INSTAR Deutschland GmbH

Node-RED on Debian



Debian Installation

We choose to install Node-RED through Node.js under Debian 9 Linux on our mini PC - you can check the Node.js Wiki for more Linux flavours. To create the installation USB stick we downloaded the minimal amd64 image and used the tool Etcher to prepare the USB stick. We used the same approach to prepare a SD card with the openHABian image - you can just follow the steps from that tutorial. Once the USB stick is ready, deactivate secure boot in your mini PC's BIOS and boot from the stick. We are not going to need a desktop environment. But make sure that you install the SSH service - as we are going to use the SSH service to set up the Debian server. For more details, read our MotionEye Installation Guide.

Creating a Node Administrator User

Let's create a user to administer the Node.js processes:

adduser nodeadmin

Node-RED and INSTAR IP Cameras

And make sure that the user is allowed to use the sudo command and switch users:

apt-get install sudo
addgroup nodeadmin sudo
su - nodeadmin

Node-RED and INSTAR IP Cameras

Installing Node-RED

We first need to install the Node.js runtime and will use the Node Packet Manager (npm) to install Node-RED in the second step:

curl -sL https://deb.nodesource.com/setup_11.x | bash -
sudo apt-get install -y nodejs

Type in the install command and use your nodeadmin password to be allowed to execute it with sudo:


Node-RED and INSTAR IP Cameras

(in case of the screenshot above, Node.js was already installed from a setup)

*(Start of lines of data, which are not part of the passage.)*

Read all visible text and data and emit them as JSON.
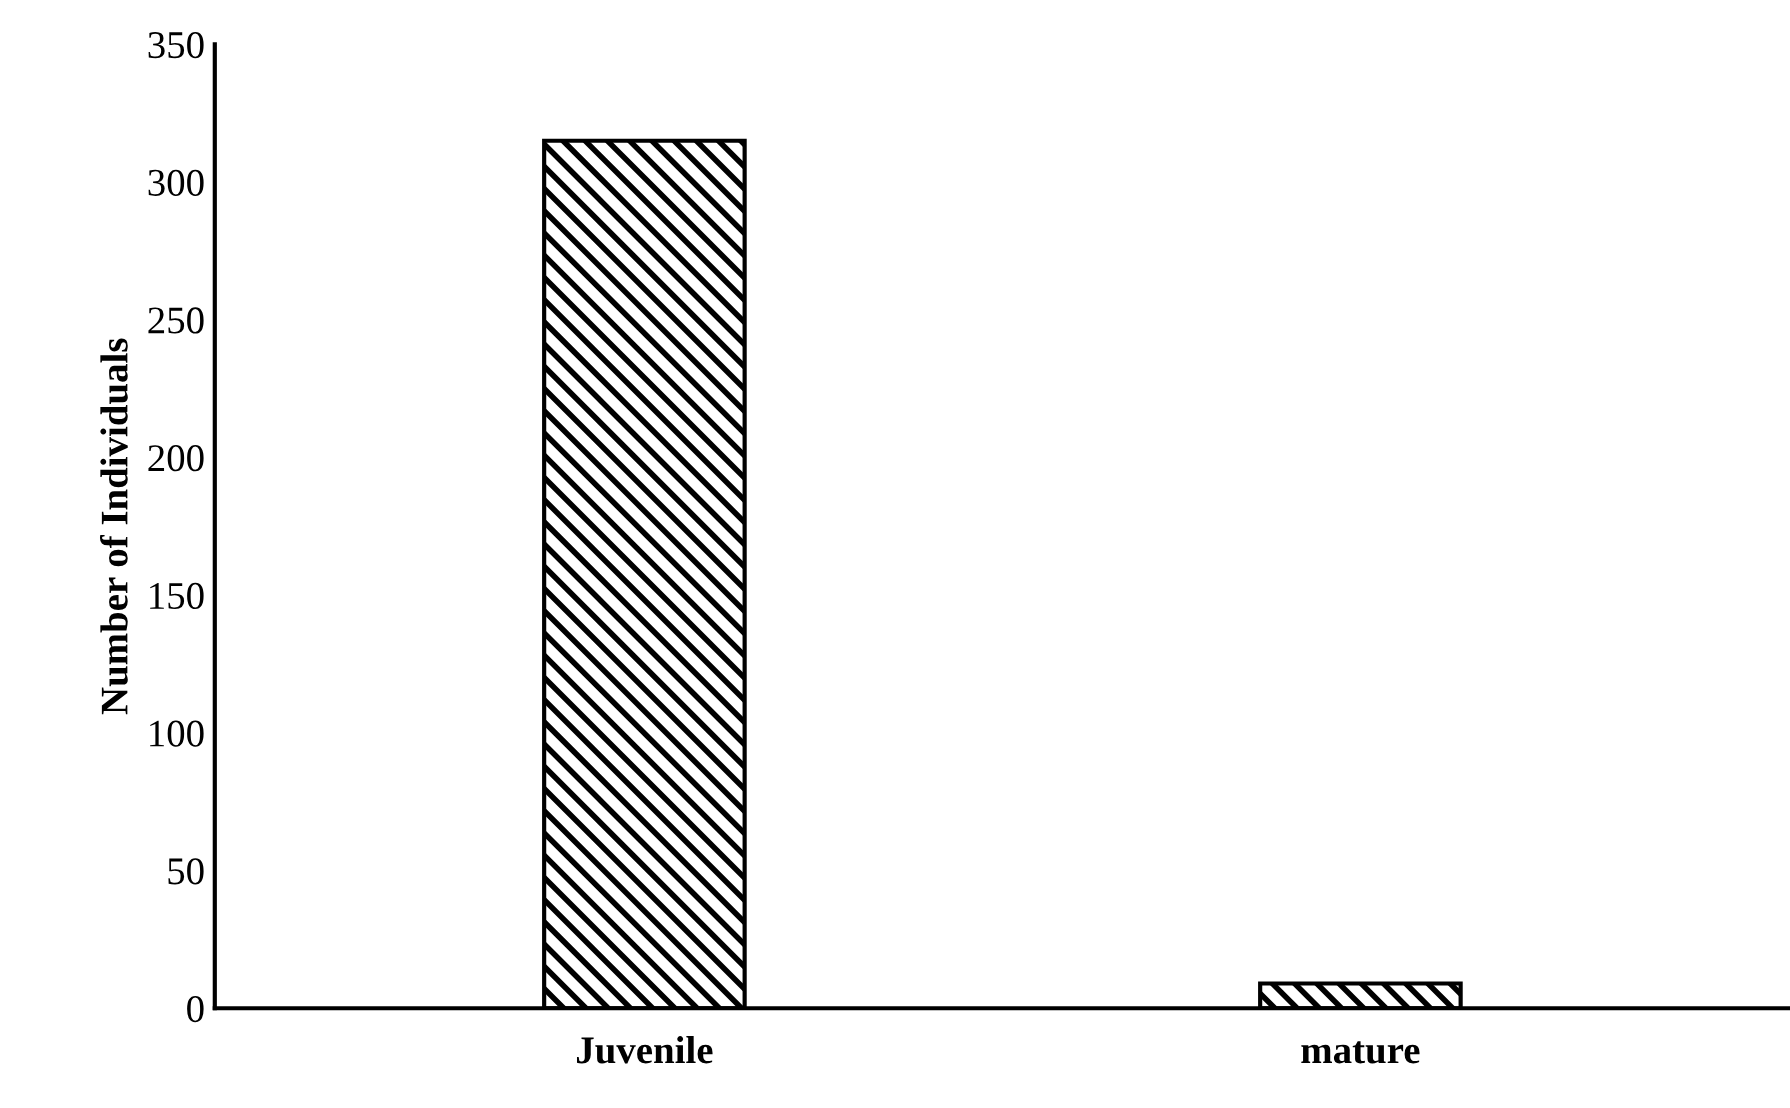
{
  "chart_data": {
    "type": "bar",
    "ylabel": "Number of Individuals",
    "categories": [
      "Juvenile",
      "mature"
    ],
    "values": [
      315,
      9
    ],
    "color": "#000000",
    "ylim": [
      0,
      350
    ],
    "yticks": [
      0,
      50,
      100,
      150,
      200,
      250,
      300,
      350
    ],
    "grid": false
  }
}
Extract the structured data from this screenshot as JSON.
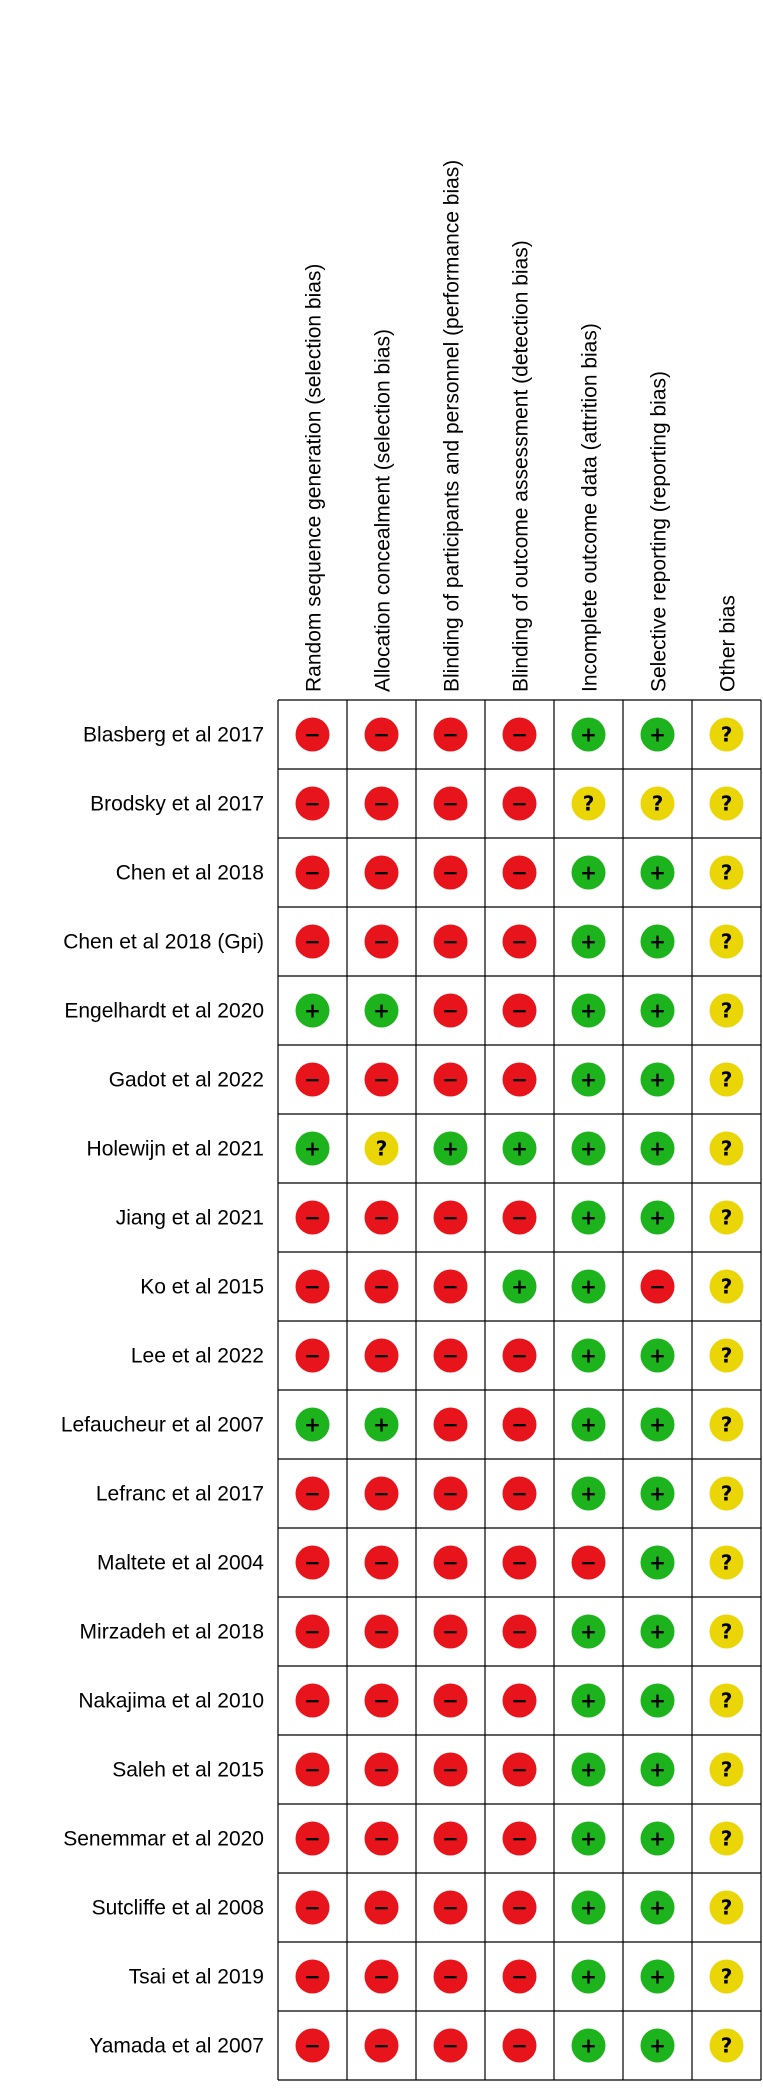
{
  "chart_data": {
    "type": "table",
    "title": "",
    "columns": [
      "Random sequence generation (selection bias)",
      "Allocation concealment (selection bias)",
      "Blinding of participants and personnel (performance bias)",
      "Blinding of outcome assessment (detection bias)",
      "Incomplete outcome data (attrition bias)",
      "Selective reporting (reporting bias)",
      "Other bias"
    ],
    "rows": [
      {
        "study": "Blasberg et al 2017",
        "ratings": [
          "high",
          "high",
          "high",
          "high",
          "low",
          "low",
          "unclear"
        ]
      },
      {
        "study": "Brodsky et al 2017",
        "ratings": [
          "high",
          "high",
          "high",
          "high",
          "unclear",
          "unclear",
          "unclear"
        ]
      },
      {
        "study": "Chen et al 2018",
        "ratings": [
          "high",
          "high",
          "high",
          "high",
          "low",
          "low",
          "unclear"
        ]
      },
      {
        "study": "Chen et al 2018 (Gpi)",
        "ratings": [
          "high",
          "high",
          "high",
          "high",
          "low",
          "low",
          "unclear"
        ]
      },
      {
        "study": "Engelhardt et al 2020",
        "ratings": [
          "low",
          "low",
          "high",
          "high",
          "low",
          "low",
          "unclear"
        ]
      },
      {
        "study": "Gadot et al 2022",
        "ratings": [
          "high",
          "high",
          "high",
          "high",
          "low",
          "low",
          "unclear"
        ]
      },
      {
        "study": "Holewijn et al 2021",
        "ratings": [
          "low",
          "unclear",
          "low",
          "low",
          "low",
          "low",
          "unclear"
        ]
      },
      {
        "study": "Jiang et al 2021",
        "ratings": [
          "high",
          "high",
          "high",
          "high",
          "low",
          "low",
          "unclear"
        ]
      },
      {
        "study": "Ko et al 2015",
        "ratings": [
          "high",
          "high",
          "high",
          "low",
          "low",
          "high",
          "unclear"
        ]
      },
      {
        "study": "Lee et al 2022",
        "ratings": [
          "high",
          "high",
          "high",
          "high",
          "low",
          "low",
          "unclear"
        ]
      },
      {
        "study": "Lefaucheur et al 2007",
        "ratings": [
          "low",
          "low",
          "high",
          "high",
          "low",
          "low",
          "unclear"
        ]
      },
      {
        "study": "Lefranc et al 2017",
        "ratings": [
          "high",
          "high",
          "high",
          "high",
          "low",
          "low",
          "unclear"
        ]
      },
      {
        "study": "Maltete et al 2004",
        "ratings": [
          "high",
          "high",
          "high",
          "high",
          "high",
          "low",
          "unclear"
        ]
      },
      {
        "study": "Mirzadeh et al 2018",
        "ratings": [
          "high",
          "high",
          "high",
          "high",
          "low",
          "low",
          "unclear"
        ]
      },
      {
        "study": "Nakajima et al 2010",
        "ratings": [
          "high",
          "high",
          "high",
          "high",
          "low",
          "low",
          "unclear"
        ]
      },
      {
        "study": "Saleh et al 2015",
        "ratings": [
          "high",
          "high",
          "high",
          "high",
          "low",
          "low",
          "unclear"
        ]
      },
      {
        "study": "Senemmar et al 2020",
        "ratings": [
          "high",
          "high",
          "high",
          "high",
          "low",
          "low",
          "unclear"
        ]
      },
      {
        "study": "Sutcliffe et al 2008",
        "ratings": [
          "high",
          "high",
          "high",
          "high",
          "low",
          "low",
          "unclear"
        ]
      },
      {
        "study": "Tsai et al 2019",
        "ratings": [
          "high",
          "high",
          "high",
          "high",
          "low",
          "low",
          "unclear"
        ]
      },
      {
        "study": "Yamada et al 2007",
        "ratings": [
          "high",
          "high",
          "high",
          "high",
          "low",
          "low",
          "unclear"
        ]
      }
    ],
    "legend": {
      "high": {
        "symbol": "−",
        "color": "#e8141b"
      },
      "low": {
        "symbol": "+",
        "color": "#1db31d"
      },
      "unclear": {
        "symbol": "?",
        "color": "#ead607"
      }
    }
  }
}
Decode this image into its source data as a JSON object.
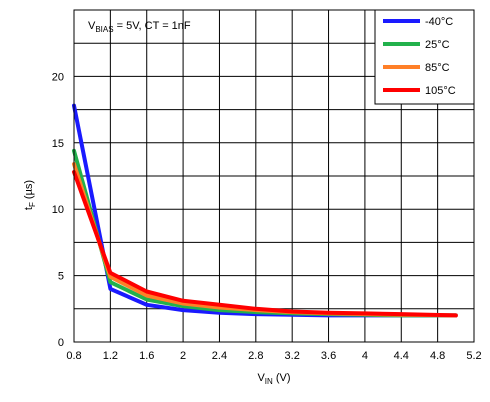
{
  "chart_data": {
    "type": "line",
    "annotation": {
      "main": "V",
      "sub": "BIAS",
      "rest": " = 5V, CT = 1nF"
    },
    "xlabel": {
      "main": "V",
      "sub": "IN",
      "rest": " (V)"
    },
    "ylabel": {
      "main": "t",
      "sub": "F",
      "rest": " (µs)"
    },
    "xlim": [
      0.8,
      5.2
    ],
    "ylim": [
      0,
      25
    ],
    "xticks": [
      "0.8",
      "1.2",
      "1.6",
      "2",
      "2.4",
      "2.8",
      "3.2",
      "3.6",
      "4",
      "4.4",
      "4.8",
      "5.2"
    ],
    "yticks": [
      "0",
      "5",
      "10",
      "15",
      "20"
    ],
    "grid": true,
    "legend_position": "top-right",
    "x": [
      0.8,
      1.2,
      1.6,
      2.0,
      2.4,
      2.8,
      3.2,
      3.6,
      4.0,
      4.4,
      5.0
    ],
    "series": [
      {
        "name": "-40°C",
        "color": "#1a1aff",
        "values": [
          17.8,
          4.0,
          2.8,
          2.4,
          2.2,
          2.1,
          2.05,
          2.0,
          2.0,
          2.0,
          2.0
        ]
      },
      {
        "name": "25°C",
        "color": "#22b14c",
        "values": [
          14.4,
          4.5,
          3.2,
          2.7,
          2.4,
          2.25,
          2.15,
          2.1,
          2.05,
          2.0,
          2.0
        ]
      },
      {
        "name": "85°C",
        "color": "#ff7f27",
        "values": [
          13.4,
          4.9,
          3.5,
          2.9,
          2.6,
          2.4,
          2.25,
          2.15,
          2.1,
          2.05,
          2.0
        ]
      },
      {
        "name": "105°C",
        "color": "#ff0000",
        "values": [
          12.8,
          5.2,
          3.8,
          3.1,
          2.8,
          2.5,
          2.3,
          2.2,
          2.15,
          2.1,
          2.0
        ]
      }
    ]
  }
}
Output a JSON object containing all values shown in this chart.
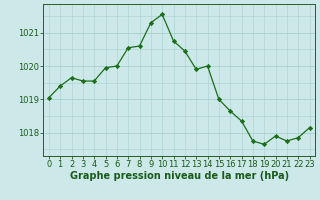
{
  "x": [
    0,
    1,
    2,
    3,
    4,
    5,
    6,
    7,
    8,
    9,
    10,
    11,
    12,
    13,
    14,
    15,
    16,
    17,
    18,
    19,
    20,
    21,
    22,
    23
  ],
  "y": [
    1019.05,
    1019.4,
    1019.65,
    1019.55,
    1019.55,
    1019.95,
    1020.0,
    1020.55,
    1020.6,
    1021.3,
    1021.55,
    1020.75,
    1020.45,
    1019.9,
    1020.0,
    1019.0,
    1018.65,
    1018.35,
    1017.75,
    1017.65,
    1017.9,
    1017.75,
    1017.85,
    1018.15
  ],
  "xlim": [
    -0.5,
    23.5
  ],
  "ylim": [
    1017.3,
    1021.85
  ],
  "yticks": [
    1018,
    1019,
    1020,
    1021
  ],
  "xticks": [
    0,
    1,
    2,
    3,
    4,
    5,
    6,
    7,
    8,
    9,
    10,
    11,
    12,
    13,
    14,
    15,
    16,
    17,
    18,
    19,
    20,
    21,
    22,
    23
  ],
  "line_color": "#1a6e1a",
  "marker_color": "#1a6e1a",
  "bg_color": "#cce8e8",
  "grid_color_minor": "#aacfcf",
  "grid_color_major": "#aacfcf",
  "axis_color": "#2a5a2a",
  "tick_label_color": "#1a5a1a",
  "xlabel": "Graphe pression niveau de la mer (hPa)",
  "xlabel_color": "#1a5a1a",
  "xlabel_fontsize": 7,
  "tick_fontsize": 6,
  "figsize": [
    3.2,
    2.0
  ],
  "dpi": 100
}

Now, with the Node runtime installed, we can install Node-RED using the Node Package Manager npm:

sudo npm install -g --unsafe-perm node-red

Node-RED and INSTAR IP Cameras

Run Node-RED as a Service

PM2 is a process manager for Node.js. It makes it easy to run applications on boot and ensure they are restarted if necessary. Just like Node-RED, we can install PM2 from npm:

sudo npm install -g pm2
pm2 start /usr/bin/node-red

Node-RED and INSTAR IP Cameras Node-RED and INSTAR IP Cameras


The second command takes the Node-RED process and runs it inside the Node.js runtime. PM2 is able to generate and configure a start-up script suitable for the platform it is being run on. Run these commands and follow the instructions it provides:


Node-RED and INSTAR IP Cameras

pm2 save
pm2 startup
sudo env PATH=$PATH:/usr/bin /usr/lib/node_modules/pm2/bin/pm2 startup systemd -u nodeadmin --hp /home/nodeadmin

The default port for the Node-RED admin panel is 1880 - let's make sure that FirewallD allows this traffic:

sudo firewall-cmd --permanent --zone=public --add-port=1880/tcp

Create the SSL Certificate

We can create a self-signed key and certificate pair with OpenSSL in a single command:

sudo openssl req -x509 -nodes -days 365 -newkey rsa:2048 -keyout /home/nodeadmin/.node-red/certs/node-red-selfsigned.key -out /home/nodeadmin/.node-red/certs/node-red-selfsigned.crt

Node-RED and INSTAR IP Cameras

Note that the server name is set to the local IP address of our Debian server (you have to change it according to your setup). If you want to access your Node-RED installation over a domain, you have to use this one here instead.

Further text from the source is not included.